The Consumer Price Index (CPI) – which measures the changing cost of a set basket of goods and services – rose 0.2% over the December quarter and 2.4% over 2024, according to Australian Bureau of Statistics (ABS) data released on Wednesday.
That's the slowest pace of annual price growth since early 2021, more than a year before the Reserve Bank of Australia (RBA) began its fastest rate hiking cycle on record.
But that's not the number the central bank will be watching.
It's mostly concerned with underlying inflation, which fell to 3.2% annually in the December quarter.
The news will likely inspire hopes of a near-term cash rate cut – potentially at the RBA board's upcoming February meeting.
If the cash rate were to be dropped, it would likely filter through to home loan interest rates, bringing much-needed relief to many embattled mortgage borrowers.
The RBA's most recent forecast predicted underlying inflation would remain at 3.4% in the quarter just been.
The latest read looks to suggest a faster-than-expected downwards trajectory into the bank's target zone of 2% to 3% on an annual basis.
However, the central bank has previously expressed its desire to see inflation sustainably return to target, and it might take more than one surprise CPI read to convince the board that a rate cut is warranted.
Board members will come together for the final time in its current format on 17 February and will announce its cash rate decision on 18 February.
When the following meeting rolls around, there will be two RBA boards – one managing monetary policy (ergo, the cash rate) and the other handling the central bank's other duties.
Is an RBA rate cut imminent?
At the time of writing, both CommBank and ANZ predict the RBA will cut the cash rate next month.
Both banks correctly expected underlying inflation to fall to 3.2% annually in the December quarter.
CommBank is forecasting the RBA to drop the cash rate a full percentage point over the course of 2025, while ANZ predicts only 50 basis points of cutting action.
It's not just two of the big four banks that anticipate a rate cut next month.
Nearly 85% of traders are also expecting the cash rate to drop to 4.10% in February, as of market close on Tuesday according to the ASX Rate Indicator.
Though, Westpac and NAB are both sceptical.
They each predict the RBA's first downwards move will come in May.
NAB believes the board will face "no urgency to cut" next month, suggesting it might take more time to assess the employment market and economic growth, as well as inflation.
How much relief could a cash rate cut bring?
Are you a home loan holder struggling under the weight of high interest rates?
No doubt, many such borrowers will be keeping a very close eye on the outcome of the RBA's next meeting.
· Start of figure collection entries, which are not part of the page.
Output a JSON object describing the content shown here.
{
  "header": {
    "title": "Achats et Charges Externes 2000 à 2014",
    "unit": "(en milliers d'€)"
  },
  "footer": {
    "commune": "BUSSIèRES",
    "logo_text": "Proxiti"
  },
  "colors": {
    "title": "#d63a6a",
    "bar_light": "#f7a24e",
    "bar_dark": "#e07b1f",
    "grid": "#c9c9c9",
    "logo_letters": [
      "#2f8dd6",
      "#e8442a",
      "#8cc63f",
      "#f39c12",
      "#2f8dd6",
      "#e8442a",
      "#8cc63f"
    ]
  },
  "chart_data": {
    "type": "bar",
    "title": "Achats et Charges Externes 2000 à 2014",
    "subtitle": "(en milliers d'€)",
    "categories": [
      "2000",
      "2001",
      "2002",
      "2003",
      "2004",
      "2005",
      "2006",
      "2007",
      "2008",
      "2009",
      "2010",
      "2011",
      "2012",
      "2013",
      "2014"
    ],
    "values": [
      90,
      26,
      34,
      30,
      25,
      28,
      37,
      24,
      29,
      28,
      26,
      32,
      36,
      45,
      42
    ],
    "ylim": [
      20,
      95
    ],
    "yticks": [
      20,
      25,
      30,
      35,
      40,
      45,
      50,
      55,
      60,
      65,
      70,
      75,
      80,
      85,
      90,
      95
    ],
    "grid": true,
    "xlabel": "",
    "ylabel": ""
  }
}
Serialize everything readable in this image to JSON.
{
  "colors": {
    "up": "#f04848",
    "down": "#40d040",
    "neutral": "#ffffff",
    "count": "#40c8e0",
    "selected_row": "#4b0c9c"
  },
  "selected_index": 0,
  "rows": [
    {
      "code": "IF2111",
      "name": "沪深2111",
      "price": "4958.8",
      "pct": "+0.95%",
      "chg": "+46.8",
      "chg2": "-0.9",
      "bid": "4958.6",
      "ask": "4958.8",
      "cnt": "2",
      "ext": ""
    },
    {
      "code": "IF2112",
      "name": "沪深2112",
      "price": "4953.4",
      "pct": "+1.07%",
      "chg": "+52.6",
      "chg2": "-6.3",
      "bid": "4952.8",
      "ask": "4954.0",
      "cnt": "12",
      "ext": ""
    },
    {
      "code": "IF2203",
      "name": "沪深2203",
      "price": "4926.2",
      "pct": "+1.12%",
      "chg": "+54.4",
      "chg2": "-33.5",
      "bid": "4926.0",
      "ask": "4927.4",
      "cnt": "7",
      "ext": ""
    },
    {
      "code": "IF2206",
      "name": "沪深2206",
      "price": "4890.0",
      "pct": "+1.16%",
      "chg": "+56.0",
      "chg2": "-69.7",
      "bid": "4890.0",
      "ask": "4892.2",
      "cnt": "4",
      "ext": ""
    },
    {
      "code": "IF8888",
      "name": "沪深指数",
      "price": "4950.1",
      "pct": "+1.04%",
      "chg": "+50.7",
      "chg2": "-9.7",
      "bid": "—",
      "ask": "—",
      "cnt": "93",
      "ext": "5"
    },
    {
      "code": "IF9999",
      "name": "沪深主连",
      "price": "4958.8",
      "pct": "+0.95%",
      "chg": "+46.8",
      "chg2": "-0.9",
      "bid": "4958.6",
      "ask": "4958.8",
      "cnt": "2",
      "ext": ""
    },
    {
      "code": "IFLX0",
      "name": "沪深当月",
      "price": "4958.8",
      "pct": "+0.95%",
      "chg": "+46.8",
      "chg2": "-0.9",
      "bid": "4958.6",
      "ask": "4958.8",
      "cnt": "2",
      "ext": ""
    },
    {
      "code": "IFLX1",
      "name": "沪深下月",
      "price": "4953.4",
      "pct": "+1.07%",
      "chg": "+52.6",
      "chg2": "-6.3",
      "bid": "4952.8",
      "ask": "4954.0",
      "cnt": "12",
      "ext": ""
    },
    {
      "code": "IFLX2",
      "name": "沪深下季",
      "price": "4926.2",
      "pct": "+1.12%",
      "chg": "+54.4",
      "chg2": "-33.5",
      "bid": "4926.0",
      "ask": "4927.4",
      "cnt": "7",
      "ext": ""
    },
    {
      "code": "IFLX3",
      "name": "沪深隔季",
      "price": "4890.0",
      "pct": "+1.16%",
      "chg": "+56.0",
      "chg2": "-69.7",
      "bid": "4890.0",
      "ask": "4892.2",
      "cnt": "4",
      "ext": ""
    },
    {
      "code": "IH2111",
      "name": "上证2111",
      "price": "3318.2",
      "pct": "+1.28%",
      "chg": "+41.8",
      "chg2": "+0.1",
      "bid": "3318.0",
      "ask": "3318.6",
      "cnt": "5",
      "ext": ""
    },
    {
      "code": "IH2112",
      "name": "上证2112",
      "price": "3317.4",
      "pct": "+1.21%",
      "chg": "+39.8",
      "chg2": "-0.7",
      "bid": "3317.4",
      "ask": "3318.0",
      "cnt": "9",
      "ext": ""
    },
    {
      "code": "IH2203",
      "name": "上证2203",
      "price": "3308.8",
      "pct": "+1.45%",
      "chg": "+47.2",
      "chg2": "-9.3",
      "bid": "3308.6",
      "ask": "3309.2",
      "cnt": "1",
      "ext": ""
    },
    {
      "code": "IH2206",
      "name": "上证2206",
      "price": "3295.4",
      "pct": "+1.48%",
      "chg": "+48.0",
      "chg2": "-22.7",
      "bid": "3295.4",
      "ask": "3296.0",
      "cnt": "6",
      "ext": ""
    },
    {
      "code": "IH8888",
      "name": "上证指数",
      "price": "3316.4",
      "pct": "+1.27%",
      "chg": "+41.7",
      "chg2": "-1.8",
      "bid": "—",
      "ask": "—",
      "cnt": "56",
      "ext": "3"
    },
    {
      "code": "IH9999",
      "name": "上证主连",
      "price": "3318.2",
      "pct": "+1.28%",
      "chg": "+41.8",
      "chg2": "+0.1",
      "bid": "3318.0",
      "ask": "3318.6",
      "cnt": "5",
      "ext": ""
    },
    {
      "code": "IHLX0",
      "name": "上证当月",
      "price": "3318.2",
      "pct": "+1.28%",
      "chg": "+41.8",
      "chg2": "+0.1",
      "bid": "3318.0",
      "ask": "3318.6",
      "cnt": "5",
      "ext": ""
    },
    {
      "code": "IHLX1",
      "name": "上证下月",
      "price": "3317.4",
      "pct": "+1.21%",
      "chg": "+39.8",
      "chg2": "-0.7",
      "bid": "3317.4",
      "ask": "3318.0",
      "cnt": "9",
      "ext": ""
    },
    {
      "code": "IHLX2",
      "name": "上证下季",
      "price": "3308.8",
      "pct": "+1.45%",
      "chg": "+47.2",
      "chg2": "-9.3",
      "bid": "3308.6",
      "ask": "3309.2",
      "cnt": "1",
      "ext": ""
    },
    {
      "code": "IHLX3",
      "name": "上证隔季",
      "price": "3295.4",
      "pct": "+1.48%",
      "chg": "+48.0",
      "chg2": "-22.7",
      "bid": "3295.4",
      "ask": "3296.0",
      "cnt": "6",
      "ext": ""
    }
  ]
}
Here's how a cash rate cut could impact the monthly repayments of variable rate mortgage borrowers:
Mortgage Borrowings | |||||
---|---|---|---|---|---|
Interest rate (p.a.) |
$400k | $450k | $500k | $550k | $600k |
7.00% | $2,661 | $2,994 | $3,327 | $3,659 | $3,992 |
6.75% | $2,594 | $2,919 | $3,243 | $3,567 | $3,892 |
6.50% | $2,528 | $2,844 | $3,160 | $3,476 | $3,792 |
6.25% | $2,463 | $2,771 | $3,079 | $3,386 | $3,694 |
6.00% | $2,398 | $2,698 | $2,998 | $3,298 | $3,597 |
5.75% | $2,334 | $2,626 | $2,918 | $3,210 | $3,501 |
5.50% | $2,271 | $2,555 | $2,839 | $3,123 | $3,407 |
5.25% | $2,209 | $2,485 | $2,761 | $3,037 | $3,313 |
5.00% | $2,147 | $2,416 | $2,684 | $2,953 | $3,221 |
Figures as per Your Mortgage's Mortgage Repayment Calculator assuming a 30-year loan term.